Thierry Horguelin, La nuit sans fin

L’effet papillon

Thierry HORGUELIN, La nuit sans fin, sept histoires pour occuper le jour, L’oie de Cravan, 2009

horguelin la nuit sans finThierry Horguelin semble apprécier la matière nocturne, lui qui en 2005 avait édité Le voyage de la nuit, et qui publie, quatre ans plus tard La nuit sans fin,  toujours aux éditions de L’Oie de Cravan à Montréal.

Au long des sept nouvelles qui composent son dernier recueil, Thierry Horguelin met en place un univers entre réalité et fiction dont le côté trouble se révèle délicieusement angoissant. Le genre de nouvelles qui fait frissonner le lecteur tout en lui permettant de mesurer le bonheur tranquille qu’il a de ne pas être l’un des personnages plongés par l’auteur dans des histoires infernales.

Thierry Horguelin apprécie la diversité de lieux, des époques, il joue avec les genres, secoue les temporalités, jongle avec les espaces, fait passer instantanément d’un monde à un autre dans une mécanique huilée. Un procédé qui a pour effet d’insuffler  une dynamique, un rythme soutenu d’écriture qui caractérise tout le recueil.

Au bord de la spirale infernale, au cœur de l’effet papillon, Thierry Horguelin est le maître des réactions en chaînes auxquelles rien ne semble pouvoir mettre un terme. À l’instar de la nouvelle qui ouvre le recueil intitulée « Le contretemps », où un fait en entraîne un autre pour finalement ramener à la case départ, dans un phénomène de boucle, les récits mis en place sont autant d’espaces d’enfermement et d’emprisonnement teintés d’infini.

Ainsi, la nouvelle « La nuit sans fin », éponyme du recueil, occupe une place centrale non seulement spatialement, mais aussi thématiquement. Elle enferme en quelque sorte les techniques et les éléments communs à la plupart des textes. Carter, le héros de la nouvelle, se trouve immergé dans une série de situations angoissantes qui durent jusqu’à ce qu’il subisse un acte de violence qui lui fait perdre connaissance et l’emporte dans un autre univers. Carter se trouve pris, malgré lui et sans aucune prise sur ce qui lui arrive, dans une imbrication de situations et d’époques qui vont du polar noir américain, au conflit armé, en passant par le western, l’espionnage, l’inquisition espagnole, la science-fiction… Un glissement sans cesse réitéré auquel rien ne semble pouvoir mettre un terme.
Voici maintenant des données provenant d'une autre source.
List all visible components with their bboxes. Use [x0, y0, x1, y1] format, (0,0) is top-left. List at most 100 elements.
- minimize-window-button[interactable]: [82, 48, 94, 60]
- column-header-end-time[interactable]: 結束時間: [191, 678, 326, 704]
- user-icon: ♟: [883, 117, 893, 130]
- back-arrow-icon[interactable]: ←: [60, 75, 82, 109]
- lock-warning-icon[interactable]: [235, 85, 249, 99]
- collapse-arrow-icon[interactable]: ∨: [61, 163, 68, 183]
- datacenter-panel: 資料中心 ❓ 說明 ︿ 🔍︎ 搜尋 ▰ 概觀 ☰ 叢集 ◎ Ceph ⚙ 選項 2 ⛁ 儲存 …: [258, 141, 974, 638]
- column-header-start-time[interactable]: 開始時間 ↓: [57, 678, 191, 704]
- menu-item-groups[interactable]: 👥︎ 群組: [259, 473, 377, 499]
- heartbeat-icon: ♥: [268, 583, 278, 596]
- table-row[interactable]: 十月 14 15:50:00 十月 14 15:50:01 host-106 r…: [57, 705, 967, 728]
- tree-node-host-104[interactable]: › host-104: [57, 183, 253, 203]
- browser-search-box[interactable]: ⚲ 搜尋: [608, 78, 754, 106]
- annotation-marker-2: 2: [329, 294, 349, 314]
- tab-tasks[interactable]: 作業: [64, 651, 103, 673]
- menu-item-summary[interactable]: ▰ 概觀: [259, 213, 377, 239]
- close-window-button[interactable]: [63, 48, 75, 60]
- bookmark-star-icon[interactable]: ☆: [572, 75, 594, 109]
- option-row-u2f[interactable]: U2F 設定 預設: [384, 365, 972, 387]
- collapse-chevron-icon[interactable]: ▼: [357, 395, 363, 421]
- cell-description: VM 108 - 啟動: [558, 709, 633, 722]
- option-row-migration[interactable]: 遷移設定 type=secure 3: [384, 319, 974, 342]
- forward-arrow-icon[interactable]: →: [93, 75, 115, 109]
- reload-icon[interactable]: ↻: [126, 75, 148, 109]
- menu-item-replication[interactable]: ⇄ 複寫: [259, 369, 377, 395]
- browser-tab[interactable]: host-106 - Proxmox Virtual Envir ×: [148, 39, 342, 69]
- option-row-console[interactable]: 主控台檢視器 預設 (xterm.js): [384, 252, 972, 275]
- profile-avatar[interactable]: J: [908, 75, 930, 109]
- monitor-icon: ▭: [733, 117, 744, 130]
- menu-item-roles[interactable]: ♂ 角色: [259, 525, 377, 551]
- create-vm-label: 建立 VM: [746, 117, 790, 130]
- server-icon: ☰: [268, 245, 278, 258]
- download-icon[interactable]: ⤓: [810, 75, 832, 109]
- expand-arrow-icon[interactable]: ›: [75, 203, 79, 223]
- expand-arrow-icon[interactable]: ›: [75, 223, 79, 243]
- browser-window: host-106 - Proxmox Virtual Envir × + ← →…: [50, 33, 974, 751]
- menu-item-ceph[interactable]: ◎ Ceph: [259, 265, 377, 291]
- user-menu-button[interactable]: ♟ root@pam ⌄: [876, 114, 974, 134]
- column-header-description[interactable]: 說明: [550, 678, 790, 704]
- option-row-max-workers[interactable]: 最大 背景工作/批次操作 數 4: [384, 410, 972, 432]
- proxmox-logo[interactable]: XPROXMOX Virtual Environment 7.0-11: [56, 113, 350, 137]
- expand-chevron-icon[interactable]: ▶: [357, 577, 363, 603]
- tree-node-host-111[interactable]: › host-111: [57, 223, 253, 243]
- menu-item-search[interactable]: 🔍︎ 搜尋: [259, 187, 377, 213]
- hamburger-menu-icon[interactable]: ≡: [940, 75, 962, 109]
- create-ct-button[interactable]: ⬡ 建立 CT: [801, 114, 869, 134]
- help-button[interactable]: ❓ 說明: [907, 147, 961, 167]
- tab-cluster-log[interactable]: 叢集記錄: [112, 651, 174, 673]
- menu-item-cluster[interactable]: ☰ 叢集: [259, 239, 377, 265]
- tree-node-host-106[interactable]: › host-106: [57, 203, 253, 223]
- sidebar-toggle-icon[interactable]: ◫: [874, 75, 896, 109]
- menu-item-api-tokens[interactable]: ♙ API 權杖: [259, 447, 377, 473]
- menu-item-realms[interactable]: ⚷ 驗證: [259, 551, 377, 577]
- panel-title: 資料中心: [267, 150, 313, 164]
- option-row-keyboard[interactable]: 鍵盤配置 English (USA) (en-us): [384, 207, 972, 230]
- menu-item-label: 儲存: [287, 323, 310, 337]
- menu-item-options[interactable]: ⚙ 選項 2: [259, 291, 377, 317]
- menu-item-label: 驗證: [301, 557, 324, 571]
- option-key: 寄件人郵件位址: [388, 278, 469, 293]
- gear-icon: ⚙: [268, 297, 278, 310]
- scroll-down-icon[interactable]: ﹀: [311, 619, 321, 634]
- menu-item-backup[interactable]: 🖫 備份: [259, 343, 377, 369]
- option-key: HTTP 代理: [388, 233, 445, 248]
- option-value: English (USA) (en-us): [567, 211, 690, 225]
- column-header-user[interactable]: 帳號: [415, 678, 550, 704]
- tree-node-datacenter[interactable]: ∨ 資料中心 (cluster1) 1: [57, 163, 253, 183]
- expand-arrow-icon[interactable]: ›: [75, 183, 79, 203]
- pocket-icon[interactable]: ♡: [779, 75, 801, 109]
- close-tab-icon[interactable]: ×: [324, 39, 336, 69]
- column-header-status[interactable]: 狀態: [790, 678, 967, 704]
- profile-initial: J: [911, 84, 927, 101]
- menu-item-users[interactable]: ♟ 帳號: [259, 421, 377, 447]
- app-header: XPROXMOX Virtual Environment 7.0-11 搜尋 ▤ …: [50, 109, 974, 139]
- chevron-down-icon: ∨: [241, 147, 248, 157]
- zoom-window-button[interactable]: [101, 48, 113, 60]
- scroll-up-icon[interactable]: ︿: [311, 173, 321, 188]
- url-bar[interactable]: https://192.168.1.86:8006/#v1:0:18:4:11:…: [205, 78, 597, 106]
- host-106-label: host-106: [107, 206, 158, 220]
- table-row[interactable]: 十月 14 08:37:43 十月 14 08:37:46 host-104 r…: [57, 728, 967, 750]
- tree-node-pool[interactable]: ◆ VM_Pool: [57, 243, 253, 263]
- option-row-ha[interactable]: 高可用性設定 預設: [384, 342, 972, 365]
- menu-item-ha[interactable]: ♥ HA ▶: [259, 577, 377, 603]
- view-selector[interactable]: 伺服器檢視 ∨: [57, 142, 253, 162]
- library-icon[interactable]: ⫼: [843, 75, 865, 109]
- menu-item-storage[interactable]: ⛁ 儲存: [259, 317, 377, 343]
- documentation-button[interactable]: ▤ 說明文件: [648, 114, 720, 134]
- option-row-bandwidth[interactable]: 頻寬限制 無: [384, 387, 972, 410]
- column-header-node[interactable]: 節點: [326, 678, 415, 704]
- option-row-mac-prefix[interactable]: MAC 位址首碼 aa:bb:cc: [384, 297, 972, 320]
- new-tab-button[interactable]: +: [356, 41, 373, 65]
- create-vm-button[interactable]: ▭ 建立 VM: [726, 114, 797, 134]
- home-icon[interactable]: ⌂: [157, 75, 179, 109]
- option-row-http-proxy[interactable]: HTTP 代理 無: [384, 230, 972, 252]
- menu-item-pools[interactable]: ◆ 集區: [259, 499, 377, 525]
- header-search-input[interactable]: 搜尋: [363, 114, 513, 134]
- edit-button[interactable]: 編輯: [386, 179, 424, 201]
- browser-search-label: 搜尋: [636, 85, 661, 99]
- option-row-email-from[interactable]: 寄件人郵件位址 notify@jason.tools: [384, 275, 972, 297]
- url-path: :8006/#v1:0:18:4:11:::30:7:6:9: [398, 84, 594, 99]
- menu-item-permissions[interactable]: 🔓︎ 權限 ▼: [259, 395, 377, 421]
Technique tourbillonnante qui dégage une atmosphère étrangement pesante évoquant l’ambiance de la série culte « La quatrième dimension ».

Une mention qui n’est pas anodine, puisque Thierry Horguelin manipule les références culturelles, artistiques, avec une présence appuyée du théâtre, comme dans la nouvelle  « Le trou du souffleur », mais également du cinéma et de la télévision. Ainsi dans le texte « L’homme à l’anorak jaune », le narrateur victime d’insomnies a pour habitude de plonger dans ce qu’il nomme « le cimetière des épaves télévisuelles que sont les petites heures de la nuit», jusqu’à ce que son attention se fixe sur la série Simple Cops. Le narrateur est d’abord intéressé par Cleveland, ville où se déroule la série, puis par le profil des personnages, mais c’est surtout un personnage secondaire, apparaissant de manière furtive dans chacun des épisodes de la série, qui va créer sa fascination. Fascination pour cet être qui semble condamné à « tourner sans fin », dans le sens cinématographique et déambulatoire, sans espoir de repasser de l’autre côté du décor, c’est-à-dire de quitter le monde fictionnel de Simple Cops pour regagner la réalité à laquelle il a appartenu.

Thierry Horguelin propose avec La nuit sans fin un recueil terriblement efficace et dynamique dont on souhaiterait que lui non plus ne prenne pas fin.